Either way, they're obviously good friends, nattering away about work and weekend plans, and I'm hearing snatches through the din, and then her friend comments on something, saying that it's "ironical".
At which point, the proverbial stylus gets yanked off the record player.
"That's not a word."
"What's not a word?" her friend, puzzled.
"Ironical. It's not a word."
Her friend protests, what do you mean, of course it's a word, etc.
"Yeeeaaah, not a word, buddy. I think you mean ironic."
The disagreement persists, and eventually she pulls out her phone "... I'm going to have to see what Merriam-Webster says about that..."
I didn't hear what happened next - we arrived at a stop, or something, and that was the last I heard of their conversation. Still, their exchange had left me chuckling to myself, and in the end, I'd been amused that she'd decided to call on Merriam-Webster to settle the issue. Surely the first choice of a pedantic Commonwealther disagreeing with another Commonwealther wouldn't be the M-W, an American dictionary, no matter how venerated, when so many "our English" dictionaries exist? Amusing, perhaps even... ironic(al)?

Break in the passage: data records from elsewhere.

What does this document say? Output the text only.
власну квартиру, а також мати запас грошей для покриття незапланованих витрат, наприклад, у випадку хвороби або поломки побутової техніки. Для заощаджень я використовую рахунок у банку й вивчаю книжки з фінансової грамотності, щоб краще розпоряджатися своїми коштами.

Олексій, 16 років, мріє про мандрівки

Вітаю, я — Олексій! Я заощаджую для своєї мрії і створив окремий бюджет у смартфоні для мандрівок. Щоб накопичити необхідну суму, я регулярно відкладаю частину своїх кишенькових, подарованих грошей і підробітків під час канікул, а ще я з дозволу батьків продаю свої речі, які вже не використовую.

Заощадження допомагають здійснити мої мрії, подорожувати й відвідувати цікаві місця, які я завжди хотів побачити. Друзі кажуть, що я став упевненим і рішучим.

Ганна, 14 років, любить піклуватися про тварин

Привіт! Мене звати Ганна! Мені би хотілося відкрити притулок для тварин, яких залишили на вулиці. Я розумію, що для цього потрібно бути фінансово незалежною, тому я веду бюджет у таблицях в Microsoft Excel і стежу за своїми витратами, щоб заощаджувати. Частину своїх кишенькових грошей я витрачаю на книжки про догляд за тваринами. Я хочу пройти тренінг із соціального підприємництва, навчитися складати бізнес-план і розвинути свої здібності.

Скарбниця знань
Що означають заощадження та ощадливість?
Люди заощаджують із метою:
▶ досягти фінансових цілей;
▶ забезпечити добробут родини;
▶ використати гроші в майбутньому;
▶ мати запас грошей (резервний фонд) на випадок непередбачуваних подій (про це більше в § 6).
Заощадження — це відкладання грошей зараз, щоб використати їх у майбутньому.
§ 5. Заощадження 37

But I must confess to thinking that my money was with the South African aunty. Remembering the discussion later and looking it up, I was a little surprised to learn that had I put money on it, I'd have lost the bet.
Ironic and ironical are, in fact, both valid words. Both have been around for centuries, and only since the 20th century has ironic gone from underdog to becoming the more commonly-used and considered-correct choice. Even Winston Churchill, no slouch when it came to stitching good English words together, used ironical more often than ironic. Live and learn.
(What I also learned was that Merrian-Webster is owned - and has been since the 1960s - by Encyclopaedia Britannica. That bit of irony, to me at least, is topped only by the fact that Encyclopaedia Britannica itself has been American-owned since the 1920s.)